The majority of over 4,000 volumes in William Foyle's library was purchased in the 1940s and 1950s. Comprising works from the 11th to the 20th century, including Medieval and Renaissance Manuscripts and issues of Early Continental Printing, the entire collection was housed in the monks' dormitory of Beeleigh Abbey, a 12th century monastery on the River Chelmer at Maldon in Essex. It was here that Foyle, after building this famous bookstore in London, finally indulged his love and passion for book collecting. The re-emergence of the Foyle collection from its cloistered existence makes many fascinating discoveries possible, providing an exciting opportunity for both scholarship and collectors.

Mr. Foyle's interest in the history of Beeleigh Abbey stood behind the purchase of numerous additions to the collection, including several of the remarkable 12th-century books, four of which were made for other abbeys and are still in their original bindings, such as the Apologeticum of Bernard of Clairvaux, from the Abbey of St Osyth just across the estuary from Beeleigh.

The collection also features devotional works in Middle English, and the French and English chronicle histories; eight Books of Hours in Dutch; as well as works in Spanish and Italian.

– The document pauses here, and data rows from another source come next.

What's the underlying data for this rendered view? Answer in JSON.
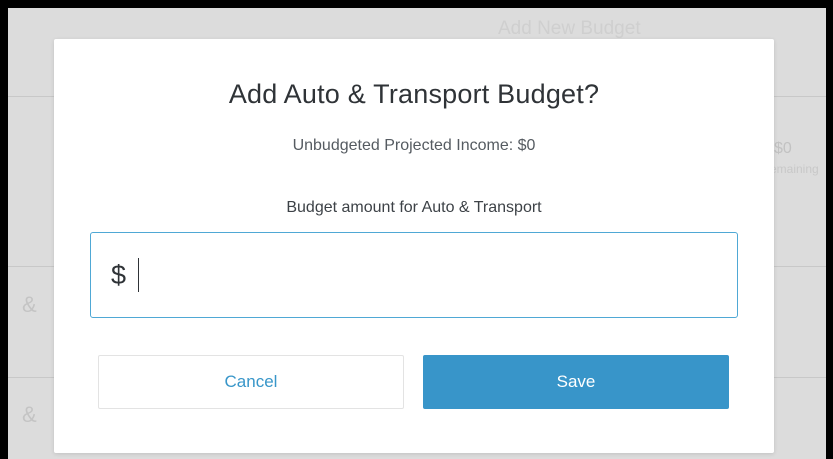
{
  "background": {
    "heading": "Add New Budget",
    "amount": "$0",
    "amount_caption": "remaining",
    "row_glyph_1": "&",
    "row_glyph_2": "&"
  },
  "dialog": {
    "title": "Add Auto & Transport Budget?",
    "subtitle": "Unbudgeted Projected Income: $0",
    "field_label": "Budget amount for Auto & Transport",
    "currency_symbol": "$",
    "input_value": "",
    "cancel_label": "Cancel",
    "save_label": "Save"
  },
  "colors": {
    "accent": "#3895c9",
    "input_border": "#4fa8d5",
    "frame": "#000000"
  }
}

A 16th-century armorial of the Doges of Venice was owned by John Ruskin, author of the Stones of Venice, and makes a particularly timely appearance in his centenary year.

There are similar surprises among other classes of text, including handsome humanistic copies of Cicero and Caesar made for scholarly courts and communities in 15th-century Italy, and an exceptional copy of Comedies of Terence made in Paris around the same time.

A passion for Shakespeare led Foyle to acquire a very fine copy of the Third Folio of the first four editions of Shakespeare's Collected Works, and many 16th century books, whether original English texts or translations of Italian and Spanish romances, which are thought to have influenced the playwright. An attractive example is Reginald Scot's The Discoverie of Witchcraft, published in London in 1584, which may well have inspired Shakespeare's portrayal of the witches in Macbeth.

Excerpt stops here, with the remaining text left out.